Greenpeace urges ECB to stop “favouring” fossil industries

The NGO Greenpeace has called on the European Central Bank (ECB) to change its rules on the collateral that private banks provide when refinancing themselves with it, in order to stop “favouring” fossil fuel companies on Wednesday 10 March, on the eve of a meeting of the ECB’s Governing Council.

The ECB must at once exclude these toxic assets and change the rules to tackle the climate emergency we live in”, said Jennifer Morgan, Executive Director of Greenpeace International.

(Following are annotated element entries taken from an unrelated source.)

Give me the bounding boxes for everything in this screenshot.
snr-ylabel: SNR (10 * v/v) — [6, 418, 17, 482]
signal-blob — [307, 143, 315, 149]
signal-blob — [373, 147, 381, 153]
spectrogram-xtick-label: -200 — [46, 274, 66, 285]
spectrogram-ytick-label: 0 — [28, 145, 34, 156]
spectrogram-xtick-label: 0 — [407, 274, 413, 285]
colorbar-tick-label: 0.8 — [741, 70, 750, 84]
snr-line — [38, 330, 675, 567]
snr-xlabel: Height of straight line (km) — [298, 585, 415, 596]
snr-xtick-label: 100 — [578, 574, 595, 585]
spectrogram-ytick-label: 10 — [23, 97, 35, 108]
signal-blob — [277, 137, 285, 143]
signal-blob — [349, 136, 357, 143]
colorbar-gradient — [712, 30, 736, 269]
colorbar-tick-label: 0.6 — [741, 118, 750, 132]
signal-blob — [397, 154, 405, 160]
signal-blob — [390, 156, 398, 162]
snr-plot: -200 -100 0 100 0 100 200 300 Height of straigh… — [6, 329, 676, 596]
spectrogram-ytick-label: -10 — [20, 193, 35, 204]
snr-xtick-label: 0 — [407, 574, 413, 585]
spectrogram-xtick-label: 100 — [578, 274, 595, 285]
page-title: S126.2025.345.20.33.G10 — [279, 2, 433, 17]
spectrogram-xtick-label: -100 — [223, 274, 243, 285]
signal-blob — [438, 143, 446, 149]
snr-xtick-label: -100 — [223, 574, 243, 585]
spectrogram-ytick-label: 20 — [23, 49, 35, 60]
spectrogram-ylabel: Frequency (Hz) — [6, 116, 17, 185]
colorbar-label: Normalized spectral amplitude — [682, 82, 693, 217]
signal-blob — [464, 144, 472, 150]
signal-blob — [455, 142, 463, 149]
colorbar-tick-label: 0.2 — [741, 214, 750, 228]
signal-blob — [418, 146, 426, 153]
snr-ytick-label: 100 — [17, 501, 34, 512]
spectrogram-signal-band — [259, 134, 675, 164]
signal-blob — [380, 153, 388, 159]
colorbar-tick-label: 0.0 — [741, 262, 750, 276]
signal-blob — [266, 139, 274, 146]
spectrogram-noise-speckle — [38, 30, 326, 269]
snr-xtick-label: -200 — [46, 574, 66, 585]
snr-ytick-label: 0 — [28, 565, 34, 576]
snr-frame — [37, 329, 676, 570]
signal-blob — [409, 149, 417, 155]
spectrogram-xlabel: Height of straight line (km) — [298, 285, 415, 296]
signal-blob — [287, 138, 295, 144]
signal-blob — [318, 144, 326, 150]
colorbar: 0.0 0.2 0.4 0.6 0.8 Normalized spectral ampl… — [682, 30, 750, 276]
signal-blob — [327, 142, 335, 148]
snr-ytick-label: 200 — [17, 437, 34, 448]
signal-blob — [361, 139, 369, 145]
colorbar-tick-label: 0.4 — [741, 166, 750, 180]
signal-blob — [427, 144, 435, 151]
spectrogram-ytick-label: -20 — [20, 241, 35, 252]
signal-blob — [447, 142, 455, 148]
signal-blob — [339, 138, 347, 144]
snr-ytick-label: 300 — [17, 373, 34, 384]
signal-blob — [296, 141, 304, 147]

The NGO draws on its new report published the same day with the New Economics Foundation (NEF), SOAS University of London, the University of the West of England and the University of Greenwich, according to which 61 companies active in fossil fuels, including Shell, Total, Eni, OMV and Repsol, issued 756 bonds (with an outstanding amount of around €300 billion) deemed eligible as guarantees by the ECB on 26 November 2020.

This volume represents 59% of the corporate bonds that the ECB has accepted as collateral, while the overall contribution of these companies to employment and gross value added in the EU “is less than 24% and 29%, respectively”, the report points out.

According to the authors of the report, the ECB rules thereby implicitly encourage fossil fuel companies to make increasing use of bonds subsidised by the Bank’s guarantee framework.